© Photograph: Issouf Sanogo/AFP/Getty ImagesDiabaly, 21 January 2013. ‘France is the last country to sort out Mali's problems, having created quite a few of them in the first place.'
French intervention in Mali will fuel terrorism, but the west's buildup in Africa is also driven by the struggle for resources.
To listen to David Cameron's rhetoric this week, it could be 2001 all over again. Eleven years into the war on terror, it might have been Tony Blair speaking after 9/11. As the
bloody siege of the part BP-operated In Amenas gas plant in Algeria came to an end, the British prime minister claimed, like George Bush and Blair before him, that the country faced an "existential" and "global threat" to "our interests and way of life".

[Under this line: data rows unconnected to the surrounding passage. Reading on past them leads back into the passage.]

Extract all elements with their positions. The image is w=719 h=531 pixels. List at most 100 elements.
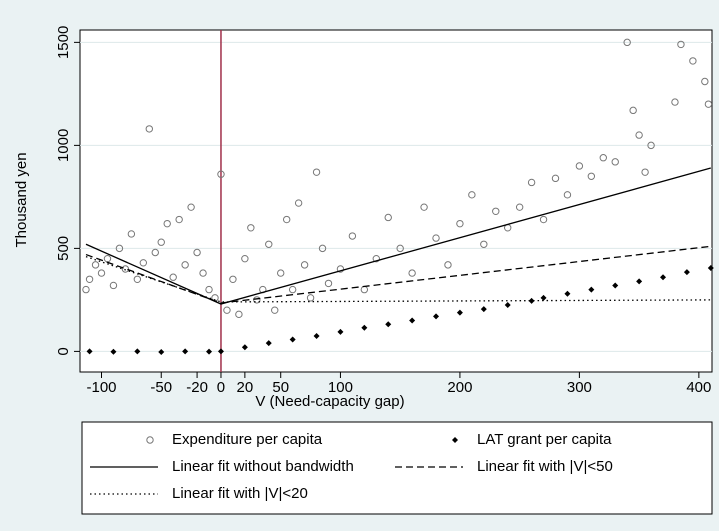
expenditure-point (175, 215, 183, 224)
expenditure-point (97, 269, 106, 277)
expenditure-point (420, 203, 428, 211)
expenditure-point (247, 224, 255, 232)
lat-point (206, 348, 213, 355)
expenditure-point (306, 294, 315, 302)
lat-point (480, 306, 487, 313)
lat-point (612, 282, 619, 289)
expenditure-point (193, 248, 201, 257)
x-tick-label: -50 (150, 379, 172, 396)
lat-point (134, 348, 141, 355)
expenditure-point (271, 306, 279, 314)
x-tick-label: 100 (328, 379, 353, 396)
lat-point (289, 336, 296, 343)
fit-line (85, 256, 711, 303)
expenditure-point (229, 275, 237, 283)
expenditure-point (641, 168, 649, 176)
expenditure-point (671, 98, 679, 106)
expenditure-point (587, 172, 596, 180)
x-axis-label: V (Need-capacity gap) (255, 393, 404, 410)
lat-point (337, 328, 344, 335)
expenditure-point (288, 285, 297, 294)
lat-point (86, 348, 93, 355)
expenditure-point (133, 275, 142, 283)
lat-point (158, 349, 165, 356)
expenditure-point (563, 191, 572, 199)
expenditure-point (468, 191, 476, 199)
lat-point (707, 264, 714, 271)
expenditure-point (282, 215, 291, 224)
expenditure-point (384, 213, 392, 222)
x-tick-label: 300 (567, 379, 592, 396)
expenditure-point (701, 77, 709, 86)
lat-point (588, 286, 595, 293)
expenditure-point (277, 269, 285, 277)
expenditure-point (82, 285, 90, 294)
expenditure-point (253, 296, 261, 304)
y-tick-label: 1500 (55, 26, 72, 59)
x-tick-label: 400 (686, 379, 711, 396)
lat-point (504, 302, 511, 309)
expenditure-point (265, 240, 273, 248)
expenditure-point (635, 131, 643, 139)
expenditure-point (408, 269, 416, 277)
legend (81, 421, 713, 515)
expenditure-point (348, 232, 357, 240)
expenditure-point (480, 240, 488, 248)
plot-area (79, 29, 713, 373)
fit-line (85, 245, 711, 304)
expenditure-point (599, 154, 607, 162)
lat-point (660, 274, 667, 281)
legend-label: Linear fit with |V|<20 (172, 485, 308, 502)
expenditure-point (611, 158, 619, 166)
legend-label: Linear fit with |V|<50 (477, 458, 613, 475)
fit-line (85, 167, 711, 305)
y-tick-label: 1000 (55, 129, 72, 162)
x-tick-label: 0 (217, 379, 225, 396)
expenditure-point (312, 168, 321, 176)
lat-point (433, 313, 440, 320)
lat-point (456, 309, 463, 316)
lat-point (182, 348, 189, 355)
lat-point (241, 344, 248, 351)
lat-point (409, 317, 416, 324)
legend-symbol (452, 437, 458, 443)
expenditure-point (199, 269, 207, 277)
legend-symbol (146, 436, 154, 444)
expenditure-point (127, 230, 136, 238)
x-tick-label: 50 (272, 379, 289, 396)
expenditure-point (372, 254, 380, 263)
expenditure-point (647, 141, 655, 150)
expenditure-point (217, 170, 225, 178)
expenditure-point (151, 248, 159, 257)
expenditure-point (677, 40, 685, 49)
expenditure-point (704, 100, 713, 108)
expenditure-point (169, 273, 177, 281)
expenditure-point (629, 106, 637, 115)
expenditure-point (109, 281, 118, 290)
expenditure-point (294, 199, 303, 207)
expenditure-point (539, 215, 548, 224)
expenditure-point (336, 265, 345, 273)
x-tick-label: 200 (447, 379, 472, 396)
expenditure-point (300, 261, 309, 269)
expenditure-point (205, 285, 213, 294)
expenditure-point (689, 57, 697, 65)
expenditure-point (515, 203, 524, 211)
expenditure-point (235, 310, 243, 319)
lat-point (217, 348, 224, 355)
expenditure-point (163, 219, 171, 228)
expenditure-point (432, 234, 440, 242)
expenditure-point (551, 174, 560, 183)
legend-label: LAT grant per capita (477, 431, 612, 448)
expenditure-point (396, 244, 404, 253)
expenditure-point (91, 261, 100, 269)
x-tick-label: -20 (186, 379, 208, 396)
expenditure-point (157, 238, 165, 246)
lat-point (683, 269, 690, 276)
expenditure-point (139, 259, 148, 267)
expenditure-point (444, 261, 452, 269)
expenditure-point (575, 162, 584, 170)
lat-point (313, 332, 320, 339)
legend-label: Linear fit without bandwidth (172, 458, 354, 475)
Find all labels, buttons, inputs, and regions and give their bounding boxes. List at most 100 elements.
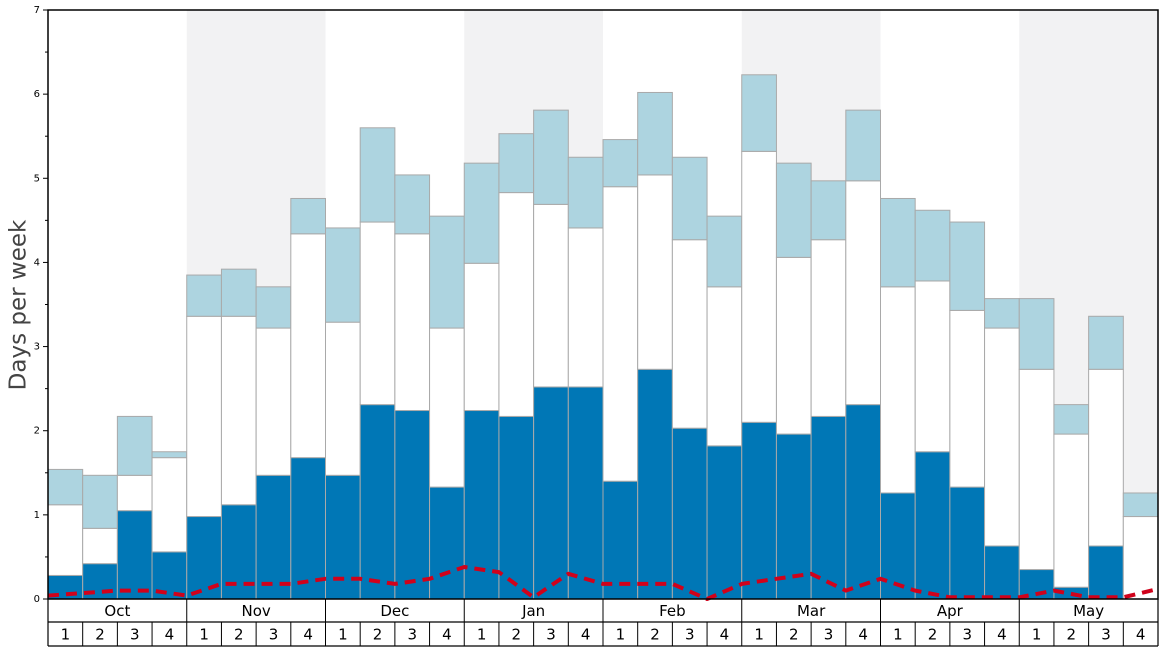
week-label-dec-4: 4 bbox=[442, 626, 452, 644]
bar-top-32 bbox=[1122, 492, 1159, 518]
bar-top-23 bbox=[810, 180, 847, 241]
bar-bottom-18 bbox=[637, 368, 673, 600]
bar-top-8 bbox=[290, 197, 326, 235]
bar-top-16 bbox=[567, 156, 604, 229]
month-label-may: May bbox=[1073, 602, 1104, 620]
bar-bottom-31 bbox=[1088, 545, 1124, 600]
bar-bottom-22 bbox=[775, 433, 812, 600]
week-label-dec-2: 2 bbox=[373, 626, 383, 644]
bar-bottom-21 bbox=[741, 421, 777, 600]
bar-top-1 bbox=[47, 468, 84, 506]
bar-middle-26 bbox=[914, 280, 951, 453]
bar-top-4 bbox=[151, 451, 188, 459]
bar-top-2 bbox=[82, 474, 118, 529]
week-label-apr-3: 3 bbox=[962, 626, 972, 644]
bar-bottom-3 bbox=[116, 510, 153, 600]
bar-bottom-20 bbox=[706, 445, 743, 600]
bar-middle-25 bbox=[880, 286, 916, 494]
bar-top-28 bbox=[984, 298, 1020, 329]
bar-middle-16 bbox=[567, 227, 604, 388]
bar-top-19 bbox=[671, 156, 708, 241]
bar-top-25 bbox=[880, 197, 916, 288]
week-label-feb-1: 1 bbox=[616, 626, 626, 644]
bar-middle-14 bbox=[498, 192, 535, 417]
bar-top-14 bbox=[498, 133, 535, 194]
week-label-feb-4: 4 bbox=[720, 626, 730, 644]
x-axis: Oct 1 2 3 4 Nov 1 2 3 4 Dec 1 2 3 4 Jan 1 2 3 4 Feb 1 2 3 4 Mar 1 2… bbox=[47, 599, 1159, 647]
y-tick-label-2: 2 bbox=[34, 426, 40, 437]
week-label-feb-2: 2 bbox=[650, 626, 660, 644]
line-series bbox=[47, 565, 1159, 601]
bar-top-10 bbox=[359, 127, 396, 223]
bar-middle-6 bbox=[220, 315, 257, 506]
week-label-may-2: 2 bbox=[1067, 626, 1077, 644]
bar-top-30 bbox=[1053, 404, 1090, 435]
week-label-jan-3: 3 bbox=[546, 626, 556, 644]
bar-middle-20 bbox=[706, 286, 743, 447]
week-label-mar-4: 4 bbox=[858, 626, 868, 644]
bar-top-5 bbox=[186, 274, 222, 317]
y-axis-label: Days per week bbox=[6, 219, 32, 390]
y-tick-label-4: 4 bbox=[34, 257, 40, 268]
week-label-nov-1: 1 bbox=[199, 626, 209, 644]
bar-middle-7 bbox=[255, 327, 292, 476]
bar-top-17 bbox=[602, 139, 639, 188]
bar-middle-23 bbox=[810, 239, 847, 417]
bar-middle-3 bbox=[116, 474, 153, 512]
week-label-dec-3: 3 bbox=[407, 626, 417, 644]
bar-top-13 bbox=[463, 162, 500, 264]
bar-bottom-15 bbox=[533, 386, 569, 600]
bar-middle-9 bbox=[325, 321, 361, 476]
bar-top-3 bbox=[116, 415, 153, 476]
week-label-mar-1: 1 bbox=[754, 626, 764, 644]
bar-middle-4 bbox=[151, 457, 188, 553]
week-label-mar-3: 3 bbox=[824, 626, 834, 644]
bar-series bbox=[47, 74, 1159, 600]
y-tick-label-3: 3 bbox=[34, 342, 40, 353]
bar-top-9 bbox=[325, 227, 361, 323]
bar-bottom-14 bbox=[498, 415, 535, 600]
bar-bottom-27 bbox=[949, 486, 986, 600]
week-label-nov-3: 3 bbox=[269, 626, 279, 644]
week-label-oct-2: 2 bbox=[95, 626, 105, 644]
bar-bottom-28 bbox=[984, 545, 1020, 600]
bar-top-26 bbox=[914, 209, 951, 282]
y-tick-label-1: 1 bbox=[34, 510, 40, 521]
bar-top-15 bbox=[533, 109, 569, 205]
bar-bottom-10 bbox=[359, 404, 396, 600]
week-label-feb-3: 3 bbox=[685, 626, 695, 644]
bar-bottom-23 bbox=[810, 415, 847, 600]
bar-bottom-11 bbox=[394, 410, 431, 600]
bar-middle-17 bbox=[602, 186, 639, 482]
week-label-jan-1: 1 bbox=[477, 626, 487, 644]
week-label-apr-1: 1 bbox=[893, 626, 903, 644]
week-label-oct-1: 1 bbox=[61, 626, 71, 644]
month-label-oct: Oct bbox=[104, 602, 130, 620]
week-label-apr-4: 4 bbox=[997, 626, 1007, 644]
week-label-mar-2: 2 bbox=[789, 626, 799, 644]
y-tick-label-0: 0 bbox=[34, 594, 40, 605]
week-label-oct-3: 3 bbox=[130, 626, 140, 644]
bar-middle-18 bbox=[637, 174, 673, 370]
bar-top-12 bbox=[429, 215, 465, 329]
bar-top-22 bbox=[775, 162, 812, 258]
bar-middle-32 bbox=[1122, 516, 1159, 600]
y-tick-label-6: 6 bbox=[34, 89, 40, 100]
month-label-nov: Nov bbox=[241, 602, 270, 620]
bar-top-27 bbox=[949, 221, 986, 311]
bar-middle-22 bbox=[775, 256, 812, 435]
bar-middle-21 bbox=[741, 150, 777, 423]
bar-middle-15 bbox=[533, 203, 569, 388]
week-label-apr-2: 2 bbox=[928, 626, 938, 644]
bar-middle-29 bbox=[1018, 368, 1055, 571]
bar-top-21 bbox=[741, 74, 777, 152]
bar-middle-8 bbox=[290, 233, 326, 459]
week-label-dec-1: 1 bbox=[338, 626, 348, 644]
week-label-oct-4: 4 bbox=[165, 626, 175, 644]
bar-bottom-7 bbox=[255, 474, 292, 600]
bar-top-7 bbox=[255, 286, 292, 329]
bar-middle-27 bbox=[949, 309, 986, 488]
bar-middle-13 bbox=[463, 262, 500, 412]
bar-middle-10 bbox=[359, 221, 396, 406]
bar-middle-24 bbox=[845, 180, 881, 406]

While British RAF aircraft backed French military intervention against Islamist rebels in Mali, and troops were reported to be on alert for deployment to the west African state, Cameron promised that a "generational struggle" would be pursued with "iron resolve". The fight over the new front in the terror war in North Africa and the Sahel region, he warned, could go on for decades.
So in austerity-blighted Britain, just as
thousands of soldiers are being made redundant, while Barack Obama has declared that "a decade of war is now ending", armed intervention is being ratcheted up in yet another part of the Muslim world. Of course, it's French troops in action this time. But even in Britain the talk is of escalating drone attacks and special forces, and Cameron has refused to rule out troops on the ground.